Excellent write-up on a great film. The ambiguity of the film is I think what makes it open to repeated viewings because just when you figure it out something else trips your theory. In this respect, and also the banal suburban setting, also makes me think of BLUE VELVET and I believe Kelly has said that David Lynch was also an influence on this film.
I thought that Kelly's commentary on the first DVD edition provided some illuminating observations on what some parts of the film mean. What did you think of the Director's Cut that basically puts all of the deleted scenes back into the film with souped visual effects and soundtrack? Personally, I prefer the theatrical cut. I think that Kelly got it right the first time.
Even though a lot of people hate it, I think that his follow-up SOUTHLAND TALES is a brilliant but flawed film.
Thanks, JUS,
I would recommend broiled rabbit stew with pumpkin pie for dessert.
Thanks, J. D.,
I have often heard that the theatrical version was superior to the Director's Cut, but the latter is the only version I've seen, and Kelly said that it is truer to his original vision.

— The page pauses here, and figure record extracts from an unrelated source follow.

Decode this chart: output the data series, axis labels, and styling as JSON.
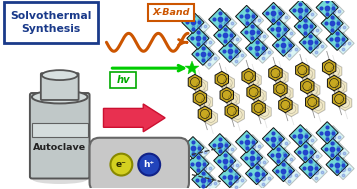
{
  "bg_color": "#ffffff",
  "title_box_text": "Solvothermal\nSynthesis",
  "title_box_color": "#1a3a8a",
  "title_box_bg": "#ffffff",
  "autoclave_color": "#b8c0c0",
  "autoclave_text": "Autoclave",
  "arrow_big_color": "#e83050",
  "xband_label": "X-Band",
  "xband_color": "#cc5500",
  "hv_label": "hv",
  "hv_color": "#00aa00",
  "wave_color": "#cc5500",
  "green_ray_color": "#00cc00",
  "crystal_teal": "#70d8d8",
  "crystal_blue": "#2244cc",
  "crystal_black": "#111111",
  "organic_gold": "#c8a820",
  "organic_gray": "#888888",
  "eh_box_bg": "#cccccc",
  "e_color": "#d4cc20",
  "h_color": "#2244cc",
  "e_text": "e⁻",
  "h_text": "h⁺",
  "shadow_color": "#aaaaaa"
}
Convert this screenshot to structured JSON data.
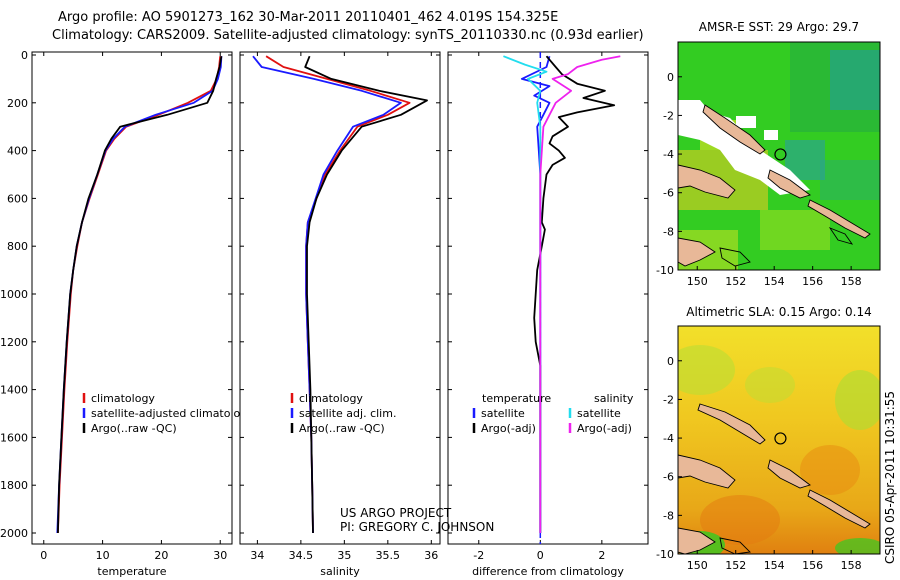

I agree with you about Southland Tales, which is strikingly original and evocative, but it seems to me less unified and coherent than Donnie Darko.
great review buddy.. :)
watched this film two days back.. still in the hangover of it.. I still cant believe how amazing it is omg.. gonna watch it again. see ya :)
and yep, I saw the theatrical version. It's far better than the director's cut, I've heard.